Была белая майская ночь над Петергофом. Взморье гладко, как стекло. На небе, зеленом, с розовым отливом перламутра, выступали черные ели и желтые стены дворцов. В их тусклых окнах, как в слепых глазах, мерцал унылый свет зари неугасающей. И все в этом свете казалось бледным, блеклым; зелень травы и деревьев серой, как пепел, цветы увядшими. В садах было тихо и пусто. Фонтаны спали. Только по мшистым ступеням кашкад, да с ноздревых камней, под сводами гротов, падали редкие капли, как слезы. Вставал туман, и в нем белели, как призраки, бесчисленные мраморные боги - целый Олимп воскресших богов. Здесь, на последних пределах земли, у Гиперборейского моря, в белую дневную ночь, подобную ночному дню Аида, в этих бледных тенях теней умершей Эллады была бесконечная грусть. Как будто, воскреснув, они опять умирали уже второю смертью, от которой нет воскресения.

Над низеньким стриженым садом, у самого моря, стоял кирпичный голландский домик - государев дворец Монплезир. Здесь также все было тихо и пусто. Только в одном окне свет: то горела свеча в царской конторке. За письменным столом сидели друг против друга Петр и Алексей. В двойном свете свечи и зари лица их, как в эту ночь, казались призрачно-бледными.

В первый раз, по возвращении в Петербург, царь допрашивал сына.

Царевич отвечал спокойно, как будто уже не чувствовал страха перед отцом, а только усталость и скуку. - Кто из светских, или духовных ведал твое намерение противности, и какие слова бывали от тебя к ним, или от них к тебе?

- Больше ничего не знаю,- в сотый раз отвечал Алексей.

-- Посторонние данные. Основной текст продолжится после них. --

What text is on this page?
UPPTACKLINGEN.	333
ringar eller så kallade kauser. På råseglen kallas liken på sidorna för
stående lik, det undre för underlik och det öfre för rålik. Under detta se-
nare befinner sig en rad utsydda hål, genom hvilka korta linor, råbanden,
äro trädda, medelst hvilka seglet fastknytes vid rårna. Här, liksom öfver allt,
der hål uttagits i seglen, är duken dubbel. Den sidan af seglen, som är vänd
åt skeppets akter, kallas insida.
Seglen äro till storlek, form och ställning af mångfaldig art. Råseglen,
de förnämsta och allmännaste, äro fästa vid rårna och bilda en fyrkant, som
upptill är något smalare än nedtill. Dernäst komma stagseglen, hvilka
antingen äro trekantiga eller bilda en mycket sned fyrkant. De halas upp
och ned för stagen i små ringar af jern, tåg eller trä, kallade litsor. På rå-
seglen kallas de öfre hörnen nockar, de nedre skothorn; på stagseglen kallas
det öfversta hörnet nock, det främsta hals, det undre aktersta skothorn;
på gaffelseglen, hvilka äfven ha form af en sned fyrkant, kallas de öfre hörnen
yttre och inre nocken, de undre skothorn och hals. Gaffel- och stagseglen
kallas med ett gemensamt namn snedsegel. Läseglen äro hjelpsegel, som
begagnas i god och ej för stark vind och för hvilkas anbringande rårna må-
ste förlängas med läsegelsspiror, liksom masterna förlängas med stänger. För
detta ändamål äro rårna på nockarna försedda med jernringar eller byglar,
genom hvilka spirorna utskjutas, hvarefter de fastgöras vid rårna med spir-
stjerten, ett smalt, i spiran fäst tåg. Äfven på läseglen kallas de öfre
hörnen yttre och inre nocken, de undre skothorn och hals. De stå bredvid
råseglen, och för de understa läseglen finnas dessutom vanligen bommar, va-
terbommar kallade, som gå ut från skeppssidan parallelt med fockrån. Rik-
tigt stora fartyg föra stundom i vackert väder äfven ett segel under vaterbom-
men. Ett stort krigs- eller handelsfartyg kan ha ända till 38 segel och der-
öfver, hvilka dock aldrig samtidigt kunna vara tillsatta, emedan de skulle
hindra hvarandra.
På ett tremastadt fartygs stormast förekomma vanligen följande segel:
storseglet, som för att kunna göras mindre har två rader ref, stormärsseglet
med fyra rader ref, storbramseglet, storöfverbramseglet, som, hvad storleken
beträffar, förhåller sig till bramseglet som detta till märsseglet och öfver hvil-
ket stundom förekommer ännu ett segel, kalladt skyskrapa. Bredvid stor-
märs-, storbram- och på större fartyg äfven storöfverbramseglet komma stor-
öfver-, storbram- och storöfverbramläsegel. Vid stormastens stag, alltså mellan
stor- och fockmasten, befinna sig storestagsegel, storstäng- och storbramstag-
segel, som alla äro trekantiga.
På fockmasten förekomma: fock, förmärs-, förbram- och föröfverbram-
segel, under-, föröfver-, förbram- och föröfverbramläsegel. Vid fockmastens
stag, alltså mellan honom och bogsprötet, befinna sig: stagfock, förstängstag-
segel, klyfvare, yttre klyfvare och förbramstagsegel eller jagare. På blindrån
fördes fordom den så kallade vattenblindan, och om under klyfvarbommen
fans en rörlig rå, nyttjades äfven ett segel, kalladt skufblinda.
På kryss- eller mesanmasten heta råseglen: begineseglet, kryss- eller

- Говорил ли такие слова, что я-де плюну на всех здорова бы мне чернь была?

- Может быть, и говаривал спьяна. Всего не упомню. Я пьяный всегда вирал всякие слова и рот имел незатворенный, не мог быть без противных разговоров в кумпаниях и такие слова с надежи на людей бреживал. Сам ведаешь, батюшка, пьян-де кто не живет... Да это все пустое!

Он посмотрел на отца с такою странною усмешкою, что тому стало жутко, как будто перед ним был сумасшедший.

Порывшись в бумагах, Петр достал одну из них и показал царевичу. - Твоя рука? - Моя.

То была черновая письма, писанного в Неаполе, к архиереям и сенаторам, с просьбой, чтоб его не оставили. - Волей писал?

- Неволей. Принуждал секретарь графа, Шенборна, Кейль. "Понеже, говорил, есть ведомость, что ты умер, того ради, пиши, а буде не станешь писать, и мы тебя держать не станем" - и не вышел вон, покамест я не написал.

Петр указал пальцем на одно место в письме; то были слова:

"Прошу вас ныне меня не оставить ныне". Слово ныне повторено было дважды и дважды зачеркнуто.

- Сие ныне в какую меру писано и зачем почернено? - Не упомню,- ответил царевич и побледнел. Он знал, что в этом зачеркнутом ныне - единственный ключ к самым тайным его мыслям о бунте, о смерти отца, о возможном убийстве его. - Истинно ли писано неволею? - Истинно.